Direct Cell Death Induced by CD20 Monoclonal Antibodies on B Cell Lymphoma Cells Revealed by New Protocols of Analysis

Abstract

CD20 monoclonal antibodies (mAbs) eliminate B cells in several clinical contexts. At least two of these Abs, obinutuzumab (OBI) and rituximab (RTX), induce quick elimination of targets and put cancer patients at risk of tumor lysis syndrome (TLS) within 12-24 h of the first dose. The mechanisms of killing can require the recruiting of effector mechanisms from the patient's immune system, but they can induce direct killing as well. This can be more rapid than recruiting cellular effectors and/or complement. We showed here that OBI and RTX induce quick (<1 h) and high (up to 60% for OBI) killing of two different B cell lines. This was unveiled by using two different techniques that circumvent cell centrifugation steps: a Muse^® Cell Analyzer-based approach and a direct examination of the cells' physical properties by using forward scatter (FS) area and side scatter (SS) area by flow cytometry.

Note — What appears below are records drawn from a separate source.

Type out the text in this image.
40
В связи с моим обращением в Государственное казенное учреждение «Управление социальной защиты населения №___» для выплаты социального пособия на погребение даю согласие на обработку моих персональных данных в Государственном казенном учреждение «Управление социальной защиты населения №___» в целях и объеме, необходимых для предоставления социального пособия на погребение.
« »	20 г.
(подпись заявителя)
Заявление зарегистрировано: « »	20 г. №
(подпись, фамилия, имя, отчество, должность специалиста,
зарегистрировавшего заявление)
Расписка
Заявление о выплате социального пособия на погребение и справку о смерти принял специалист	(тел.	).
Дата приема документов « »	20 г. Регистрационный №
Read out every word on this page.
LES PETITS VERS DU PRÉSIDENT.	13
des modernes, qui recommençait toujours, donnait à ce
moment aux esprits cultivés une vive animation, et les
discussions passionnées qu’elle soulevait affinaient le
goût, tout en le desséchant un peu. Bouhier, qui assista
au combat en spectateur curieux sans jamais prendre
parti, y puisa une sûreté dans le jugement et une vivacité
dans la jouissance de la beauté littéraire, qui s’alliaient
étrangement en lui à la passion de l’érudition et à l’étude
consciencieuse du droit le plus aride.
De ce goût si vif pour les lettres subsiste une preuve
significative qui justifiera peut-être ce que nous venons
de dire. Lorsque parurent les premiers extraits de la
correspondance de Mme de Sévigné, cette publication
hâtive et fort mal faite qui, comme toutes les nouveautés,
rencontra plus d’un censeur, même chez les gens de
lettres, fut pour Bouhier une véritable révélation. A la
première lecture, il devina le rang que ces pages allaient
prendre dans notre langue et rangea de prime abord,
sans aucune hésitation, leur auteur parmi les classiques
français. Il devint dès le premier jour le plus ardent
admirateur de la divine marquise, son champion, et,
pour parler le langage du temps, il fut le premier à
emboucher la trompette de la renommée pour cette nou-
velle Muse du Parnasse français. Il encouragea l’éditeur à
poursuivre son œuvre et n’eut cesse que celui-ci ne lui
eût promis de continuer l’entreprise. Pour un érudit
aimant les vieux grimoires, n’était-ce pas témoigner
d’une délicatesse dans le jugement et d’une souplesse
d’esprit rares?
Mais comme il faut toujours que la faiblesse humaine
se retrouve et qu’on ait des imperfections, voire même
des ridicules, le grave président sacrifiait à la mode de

These results excluded the presence of aggregates and were also confirmed by developing a normalized survival ratio based on the co-incubation of RTX- and OBI-sensitive cells with MOLM-13, an insensitive cell line. Finally, this normalized survival ratio protocol confirmed the RTX- and OBI-direct killing on primary tumor B cells from B cell chronic lymphocytic leukemia (B-CLL) and Non-Hodgkin's lymphoma (NHL) patients. Moreover, we unveiled that direct killing is higher than previously expected and absent in patients' samples at relapse. We also observed that these mAbs, prior to increasing intracellular calcium levels, decrease calcium entry, although manipulating calcium levels did not affect their cytotoxicity. Altogether, our results show that direct killing is a major mechanism to induce cell death by RTX and OBI mAbs.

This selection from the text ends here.